Feb. 28, 2004.
More could be lost in waiting


Ottawa—A Prime Minister who wrestles tirelessly with tough decisions now faces one that will determine his and his party's future.

Within weeks, Paul Martin must choose between asking volatile voters for their support before summer or waiting at least until fall in the faint hope that time will improve Liberal fortunes.

A quick glance at today's Ekos Research poll suggests the ruling party would risk its majority — perhaps power itself — in an early election and would be wise to wait.

But a careful second reading explains why Martin and backroom tacticians are inclined to put Liberal hegemony on the line no later than June.

While the numbers are better for the Liberals than they were a week ago — Canada's party of perpetual power is still hovering near its lowest point since the 1997 election and even without a leader the Conservatives are emerging as an alternative — they also reveal Liberal assets that will only grow in importance as voters move from expressing an easy opinion to casting an informed ballot.

Martin is weathering the current contracting scandal much better than his party.

The issues most likely to shape the coming campaign tilt in favour of the Liberals who, as usual, are sprawled across the centre of the political spectrum.

Despite his current troubles, despite a surprisingly shaky first few months in power, Martin stands almost alone as the country's first choice for prime minister.

And the issues that matter most — health care, competent economic management and job creation — are Liberal strengths, while those that concern Canadians less — ethics, accountability and taxes — are primarily the purview of opposition parties.

What all that means is that Liberals can proceed with what has always been their plan.

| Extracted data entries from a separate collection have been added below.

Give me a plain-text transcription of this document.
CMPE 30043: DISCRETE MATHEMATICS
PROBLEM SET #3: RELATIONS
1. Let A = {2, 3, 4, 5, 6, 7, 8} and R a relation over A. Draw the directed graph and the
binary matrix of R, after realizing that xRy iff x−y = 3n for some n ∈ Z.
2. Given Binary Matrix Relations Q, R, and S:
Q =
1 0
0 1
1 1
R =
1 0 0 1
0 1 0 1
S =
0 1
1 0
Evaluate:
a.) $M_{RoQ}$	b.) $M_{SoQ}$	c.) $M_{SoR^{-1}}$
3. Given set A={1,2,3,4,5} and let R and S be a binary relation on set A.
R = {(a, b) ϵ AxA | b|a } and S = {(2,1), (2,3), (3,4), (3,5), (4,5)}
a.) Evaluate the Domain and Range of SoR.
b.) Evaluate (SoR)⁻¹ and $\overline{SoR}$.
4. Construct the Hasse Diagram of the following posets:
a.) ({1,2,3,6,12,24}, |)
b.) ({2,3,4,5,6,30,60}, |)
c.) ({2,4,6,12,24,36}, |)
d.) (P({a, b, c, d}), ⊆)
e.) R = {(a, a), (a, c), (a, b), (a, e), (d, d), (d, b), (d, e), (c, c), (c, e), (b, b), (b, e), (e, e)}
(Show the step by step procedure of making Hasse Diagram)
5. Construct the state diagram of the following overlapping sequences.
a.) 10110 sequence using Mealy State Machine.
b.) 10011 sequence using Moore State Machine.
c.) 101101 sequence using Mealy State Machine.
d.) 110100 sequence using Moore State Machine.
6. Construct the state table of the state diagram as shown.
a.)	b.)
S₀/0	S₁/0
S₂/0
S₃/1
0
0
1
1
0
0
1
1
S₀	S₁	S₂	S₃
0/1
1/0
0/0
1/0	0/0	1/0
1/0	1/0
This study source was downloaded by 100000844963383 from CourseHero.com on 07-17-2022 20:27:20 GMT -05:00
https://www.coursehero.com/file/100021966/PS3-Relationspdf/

Believing their fall in public esteem is over and in the reasonable expectation of a positive response, they can ask the county to give a new prime minister a chance and a mandate.

So the odds now favour an election on the cusp between spring and summer. But the odds of calling an election and the odds of winning an election are not the same.

To seize another majority — and anything less would humiliate Martin — Liberals must reverse what for them are dangerous trends. Along with their own recent slide, they must change the flow away from new thinking that a party other than Liberals could govern competently and the accompanying view that a minority government is in the national interest.

Much as it will annoy Westerners alienated by the federal fixation on central Canada, those substantial threats to the ruling party will again make Ontario and Quebec the coming campaign's focal point.

At current support levels, up to 30 Liberal seats are in jeopardy in Ontario while next door in Quebec a combination of the scandal and disappointment in Liberal Premier Jean Charest's performance is breathing new life into a Bloc Québécois that just weeks ago was moribund.

That presents the Prime Minister with a second significant problem. He must steady the badly shaken confidence of a party dominated by Ontario and Quebec MPs, many of whom face ruthless culling by armed and angry voters.

Into their ears Martin can whisper only that the best chance of returning to Ottawa is on his coattails, coattails that could be threadbare by fall. They would be wise to listen.

As the poll makes abundantly clear, after a static decade, the political plates are shifting. Driven more by spectacular Liberal failures than by notable opposition successes, increasingly fickle voters and can no longer be expected to routinely endorse what was beginning to look, feel and smell too much like one-party rule.

It would be foolhardy to believe that what promises to be a long, hot political summer won't reinforce those concerns and that sentiment.

There is nothing for Liberals but more pain lurking in public inquiries into the contracting scandals and the Maher Arar affair, as well as in the pending Supreme Court opinion on same-sex marriage.

Worse still, by fall the failings of a cabinet and administrative structure designed to showcase change rather than implement it will be obvious even to casual observers.

Lump all that together and reach the conclusion that time favours the opposition. Given enough of it, a Conservative party will have a platform as well as a new leader, Jack Layton and the NDP may find the traction they are mysteriously missing and both will have plenty more ammunition to use against a suddenly vulnerable incumbent.

Nervous Liberals will argue against gratuitously giving voters a chance to vent their fury. They will counsel caution, reminding Martin that there is little support for a spring election and that he has the luxury of waiting until fall, 2005.

Advisers close to the Prime Minister will make a more compelling case. In politics it's axiomatic that governments rarely gain public support in power and those who dither while credibility and opportunity erode pay a fancy price on election day.

Even so, Martin won't find this decision easy.

If he rushes into an election and voters prove as vengeful as talk-show callers, he won't be forgiven by a party that makes power its first, sometimes only, priority.

If he hesitates and Liberal prospects fall farther by autumn, his party and history will be equally savage.

That conundrum promises endless meetings and sleepless nights. But barring more bad news for his party, Martin will wake sometime in the month ahead certain that in waiting there is more to be lost than gained.